To cope with the expected increase in out-of-state patients, Pickett said the Virginia League of Planned Parenthood is planning to hire additional staff. Abbey said her practice, in addition to the other Medical Centers for Women locations in the commonwealth, are considering expanding their allotted times to perform these services.
“In our Richmond office, we see patients four days a week. And the others, we see one day a week. It may be that we will have to increase the number of days that we're providing care,” Abbey said. “We're not anticipating an inability to do that. Again, we're more concerned about the patient's having more work to do.”
The Supreme Court’s decision will have a disproportionate impact on low-income and minority people, according to a national survey of more than 8,000 abotion patients conducted by the Guttmacher Institute in 2014. That year, three-fourths of abortion patients were low-income, and most patients identified as Black or Hispanic.
“The people who are going to be most negatively impacted are the folks who are already experiencing a huge disparity in how healthcare is administered, and then what the health outcomes actually are,” Pickett said.
The Guttmacher Institute reported that in 2020, 18,740 abortions were preformed by Virginia providers, up 9% from 2017.
Despite being legal in the commonwealth, access to abortion services is still limited. According to another study by the the institute, in 2018 there were 16 abortion clinics in Virginia. Those clinics are concentrated in the Richmond, Charlottesville, Roanoke, Newport News and Virginia Beach regions.
The location of those providers means that many rural Virginians, and people seeking care in Virginia from out of state, are forced to travel long distances to access abortion services. That can be costly for patients who need to take time off work and pay for travel expenses. Those barriers, according to Pickett, could lead people to take unsafe measures to end a pregnancy.
“I think that there will be a lucky few who are able to come to Virginia to travel to get care,” Pickett said. “Folks will do what they need to do in order to live their lives. I hope that they have the ability to choose a legal abortion from a provider of their choosing in this country. I worry that that will be limited or completely eliminated after this ruling.”
When Democrats had control of the General Assembly in 2020, they repealed several restrictions on abortion access, including ending the requirements that women recieve ultrasounds and wait 24 hours before they can have an abortion.

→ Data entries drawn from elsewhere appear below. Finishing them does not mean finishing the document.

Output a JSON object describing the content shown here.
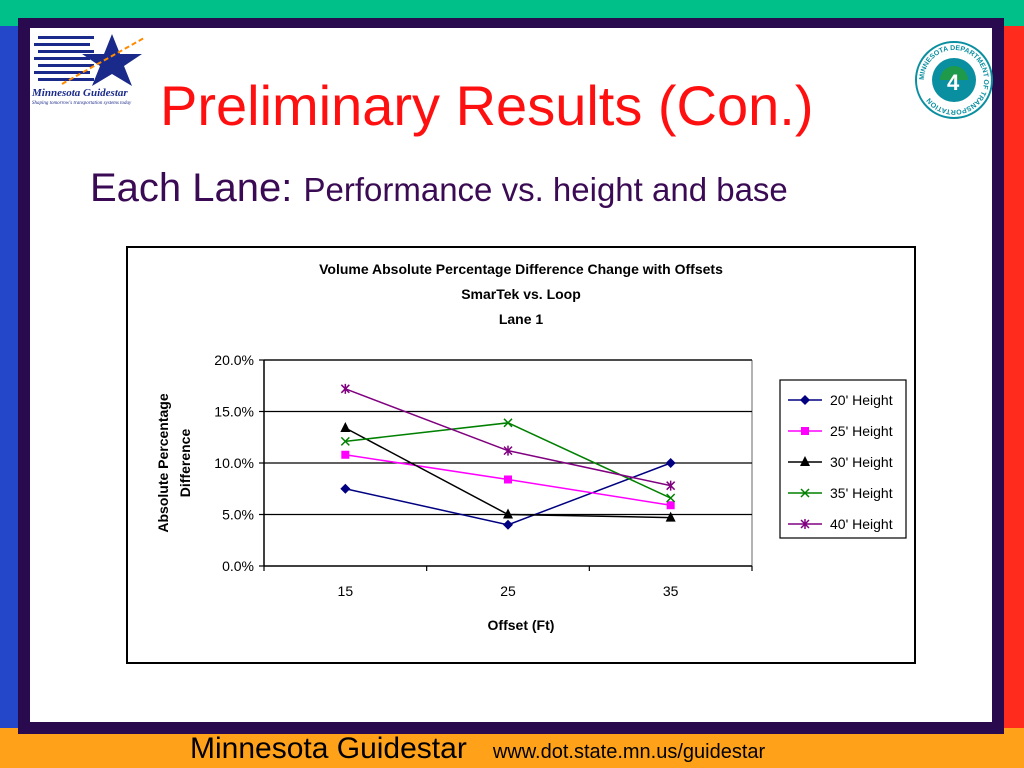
{
  "slide": {
    "title": "Preliminary Results (Con.)",
    "subtitle_main": "Each Lane: ",
    "subtitle_rest": "Performance vs. height and base",
    "footer_name": "Minnesota Guidestar",
    "footer_url": "www.dot.state.mn.us/guidestar",
    "logo_left_text": "Minnesota Guidestar",
    "logo_left_tagline": "Shaping tomorrow's transportation systems today",
    "logo_right_text": "MINNESOTA DEPARTMENT OF TRANSPORTATION",
    "colors": {
      "title": "#ff1010",
      "subtitle": "#3a0a54",
      "frame": "#2a0a4f",
      "top_band": "#00c08a",
      "left_band": "#2446c8",
      "right_band": "#ff2b1c",
      "bottom_band": "#ffa21a"
    }
  },
  "chart_data": {
    "type": "line",
    "title_lines": [
      "Volume Absolute Percentage Difference Change with Offsets",
      "SmarTek vs. Loop",
      "Lane 1"
    ],
    "xlabel": "Offset (Ft)",
    "ylabel_lines": [
      "Absolute Percentage",
      "Difference"
    ],
    "categories": [
      "15",
      "25",
      "35"
    ],
    "y_ticks": [
      "0.0%",
      "5.0%",
      "10.0%",
      "15.0%",
      "20.0%"
    ],
    "ylim": [
      0,
      20
    ],
    "grid": "horizontal",
    "legend_position": "right",
    "series": [
      {
        "name": "20' Height",
        "values": [
          7.5,
          4.0,
          10.0
        ],
        "color": "#000080",
        "marker": "diamond"
      },
      {
        "name": "25' Height",
        "values": [
          10.8,
          8.4,
          5.9
        ],
        "color": "#ff00ff",
        "marker": "square"
      },
      {
        "name": "30' Height",
        "values": [
          13.4,
          5.0,
          4.7
        ],
        "color": "#000000",
        "marker": "triangle"
      },
      {
        "name": "35' Height",
        "values": [
          12.1,
          13.9,
          6.6
        ],
        "color": "#008000",
        "marker": "x"
      },
      {
        "name": "40' Height",
        "values": [
          17.2,
          11.2,
          7.8
        ],
        "color": "#800080",
        "marker": "star"
      }
    ]
  }
}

According to LaTwyla Mathias, executive director of the progressive advocacy organization Progress Virginia, that came after several restrictions were passed by the General Assembly when it was controlled by Republicans. As a member of the Virginia Reproductive Equity Alliance, a coalition of organizations focused on reproductive freedom and women’s equality, Progress Virginia successfully lobbied legislators to repeal abortion restrictions.

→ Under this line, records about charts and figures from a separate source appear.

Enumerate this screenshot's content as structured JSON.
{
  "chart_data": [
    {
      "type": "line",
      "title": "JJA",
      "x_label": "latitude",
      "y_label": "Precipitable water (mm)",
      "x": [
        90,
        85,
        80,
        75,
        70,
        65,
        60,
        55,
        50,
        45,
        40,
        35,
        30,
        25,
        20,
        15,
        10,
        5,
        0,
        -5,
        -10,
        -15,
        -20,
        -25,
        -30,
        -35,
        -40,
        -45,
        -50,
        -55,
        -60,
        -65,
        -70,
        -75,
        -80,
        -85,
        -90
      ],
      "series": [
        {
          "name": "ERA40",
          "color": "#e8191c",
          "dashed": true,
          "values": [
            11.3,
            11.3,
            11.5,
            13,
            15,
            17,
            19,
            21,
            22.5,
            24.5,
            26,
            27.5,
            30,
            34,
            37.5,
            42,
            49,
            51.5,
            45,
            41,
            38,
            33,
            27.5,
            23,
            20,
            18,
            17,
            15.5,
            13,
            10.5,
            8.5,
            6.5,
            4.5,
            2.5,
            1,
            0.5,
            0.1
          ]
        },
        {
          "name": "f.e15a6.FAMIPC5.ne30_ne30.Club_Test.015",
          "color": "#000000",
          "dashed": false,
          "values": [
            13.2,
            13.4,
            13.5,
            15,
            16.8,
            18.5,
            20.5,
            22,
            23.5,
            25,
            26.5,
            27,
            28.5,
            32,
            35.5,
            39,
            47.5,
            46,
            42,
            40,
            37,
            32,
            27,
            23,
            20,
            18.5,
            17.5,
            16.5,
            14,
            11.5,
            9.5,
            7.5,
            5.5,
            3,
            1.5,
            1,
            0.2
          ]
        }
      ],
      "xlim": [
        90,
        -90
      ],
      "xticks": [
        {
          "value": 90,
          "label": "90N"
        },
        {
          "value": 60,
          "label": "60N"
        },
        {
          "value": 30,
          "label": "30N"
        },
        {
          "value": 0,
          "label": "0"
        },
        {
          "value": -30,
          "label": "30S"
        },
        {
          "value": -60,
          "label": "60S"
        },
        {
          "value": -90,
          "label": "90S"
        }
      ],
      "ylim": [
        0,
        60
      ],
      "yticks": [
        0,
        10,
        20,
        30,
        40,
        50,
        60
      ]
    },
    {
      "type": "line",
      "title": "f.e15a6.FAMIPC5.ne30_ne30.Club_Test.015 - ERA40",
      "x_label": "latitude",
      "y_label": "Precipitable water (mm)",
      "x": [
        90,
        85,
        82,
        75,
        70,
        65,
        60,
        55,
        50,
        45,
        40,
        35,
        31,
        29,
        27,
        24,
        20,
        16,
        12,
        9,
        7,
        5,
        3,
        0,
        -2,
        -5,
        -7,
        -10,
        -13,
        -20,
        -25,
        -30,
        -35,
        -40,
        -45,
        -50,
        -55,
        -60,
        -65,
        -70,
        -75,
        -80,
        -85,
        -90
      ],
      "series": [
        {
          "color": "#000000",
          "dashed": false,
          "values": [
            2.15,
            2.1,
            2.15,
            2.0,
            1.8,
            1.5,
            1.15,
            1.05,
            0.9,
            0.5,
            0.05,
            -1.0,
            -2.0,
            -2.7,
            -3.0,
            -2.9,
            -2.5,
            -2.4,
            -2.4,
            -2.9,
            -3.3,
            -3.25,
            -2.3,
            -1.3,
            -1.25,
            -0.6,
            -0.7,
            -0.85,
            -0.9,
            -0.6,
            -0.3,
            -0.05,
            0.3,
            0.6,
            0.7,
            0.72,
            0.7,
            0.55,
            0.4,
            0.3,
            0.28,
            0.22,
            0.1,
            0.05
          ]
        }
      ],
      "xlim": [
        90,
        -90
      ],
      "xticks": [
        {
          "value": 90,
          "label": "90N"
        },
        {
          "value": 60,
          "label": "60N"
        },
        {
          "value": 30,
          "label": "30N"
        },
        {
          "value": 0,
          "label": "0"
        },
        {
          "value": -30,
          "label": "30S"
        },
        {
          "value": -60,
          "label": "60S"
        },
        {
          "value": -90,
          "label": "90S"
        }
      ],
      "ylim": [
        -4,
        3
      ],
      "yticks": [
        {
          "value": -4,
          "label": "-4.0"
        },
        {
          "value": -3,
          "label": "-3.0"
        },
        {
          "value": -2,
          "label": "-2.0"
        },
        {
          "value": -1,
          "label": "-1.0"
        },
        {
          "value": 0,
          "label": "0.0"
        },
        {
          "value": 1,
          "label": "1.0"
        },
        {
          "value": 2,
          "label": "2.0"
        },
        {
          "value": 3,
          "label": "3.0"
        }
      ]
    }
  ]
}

“The legislature had done as much as they can to restrict those handful of clinics that we still have available in Virginia,” Mathias said. “But we've worked hard. We were able to pass the Reproductive Health [Protection] Act, and we were able to repeal some of those ‘trap laws’ that were passed in the legislature.”
But now, reproductive rights advocates are preparing for another fight over abortion access during the next legislative session.
Republicans took control of the state House this year, and the Democrat's one-vote “brick wall” in the Senate depends on the support of Sen. Joe Morrissey, who has sided with Republicans in a handful of recent votes related to abortion and said earlier this year he supported restricting abortions past 20 weeks.
A spokesperson for Gov. Glenn Youngkin said on Friday that he is asking a group of four Republican senators to push for a 15-week cutoff next January, when the General Assembly reconvenes. A bill to limit abortions past 20 weeks was proposed during the legislators’ last session, though it was ultimately defeated.
“Virginia needs to not get too comfortable with that state of things. Because it could change,” Pickett said.